Something about the very sight of Prince Joffrey makes me want to punch him in the face, which I guess is yet another tip of the hat to the casting department.
It won’t be an original HBO series without some gratuitous sex and nudity, which you have to wait at least until the halfway mark of the episode for.
It’s at about the same halfway mark when I felt like the episode and series made its first real misstep, as Viserys Targaryen (Harry Lloyd) is just outright terrible, and the first time we get a character with exactly zero depth or complications.
So much of what makes the scenes with Ned and Robert so excellent is what’s not said, and the depths that are lurking beneath; Viserys and Daenerys are very one-dimensional at first glance and not the most inspired choices.
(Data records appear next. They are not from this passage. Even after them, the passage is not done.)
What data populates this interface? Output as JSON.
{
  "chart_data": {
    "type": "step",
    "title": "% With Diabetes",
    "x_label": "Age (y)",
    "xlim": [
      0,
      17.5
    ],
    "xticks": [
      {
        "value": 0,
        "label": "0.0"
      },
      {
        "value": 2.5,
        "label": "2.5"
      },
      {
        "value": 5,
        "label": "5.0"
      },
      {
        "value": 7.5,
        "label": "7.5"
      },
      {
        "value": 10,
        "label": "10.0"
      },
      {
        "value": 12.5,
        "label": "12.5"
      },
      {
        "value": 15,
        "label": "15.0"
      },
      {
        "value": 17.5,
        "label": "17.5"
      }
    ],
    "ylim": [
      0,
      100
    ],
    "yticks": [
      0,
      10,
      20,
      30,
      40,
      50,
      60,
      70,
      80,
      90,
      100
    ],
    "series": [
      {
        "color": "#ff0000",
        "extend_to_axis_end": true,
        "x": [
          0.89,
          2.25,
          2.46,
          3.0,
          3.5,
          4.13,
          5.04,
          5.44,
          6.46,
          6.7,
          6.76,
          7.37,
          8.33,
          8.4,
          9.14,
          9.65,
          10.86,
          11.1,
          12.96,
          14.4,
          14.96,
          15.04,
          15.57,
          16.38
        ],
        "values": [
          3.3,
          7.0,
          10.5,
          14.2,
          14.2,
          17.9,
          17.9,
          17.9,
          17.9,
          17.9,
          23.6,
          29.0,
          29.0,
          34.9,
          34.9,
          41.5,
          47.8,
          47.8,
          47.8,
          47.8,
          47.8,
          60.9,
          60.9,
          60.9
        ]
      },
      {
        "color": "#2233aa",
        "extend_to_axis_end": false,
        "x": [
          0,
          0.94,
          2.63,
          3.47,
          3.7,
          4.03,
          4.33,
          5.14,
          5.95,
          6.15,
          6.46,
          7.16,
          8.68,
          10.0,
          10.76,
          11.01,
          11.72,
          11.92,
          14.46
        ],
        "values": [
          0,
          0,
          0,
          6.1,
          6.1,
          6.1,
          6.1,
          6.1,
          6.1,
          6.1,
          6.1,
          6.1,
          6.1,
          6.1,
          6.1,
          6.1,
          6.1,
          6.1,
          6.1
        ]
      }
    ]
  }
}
Drogo has the noble savage thing down cold (or I guess the just plain old savage thing) but the Dothraki scenes in general fell pretty flat to me.
I get the budget limitations and having to pick their spots but if he’s commanding 40,000 riders it might be a little more impressive to show more than a dozen of them in the frame at any given time.
Tyrion shows off a skill he’ll continue to display in later episodes: sneakily stealing the spotlight. Understated acting and some of the best lines in nearly every episode serve the Half Man very well.
After nearly falling asleep during the Drogo-Daenerys wedding that drags on way too long with random dry-humping dance floor antics thrown in for no good reason, things pick up a bit at the end.
The cliffhanger ending (well, technically speaking a cliffdropper I suppose) provides a nice point to wrap things up, and manages to set the basic stage of a pretty complicated set of narrative threads in one hour of running time; not too shabby at all.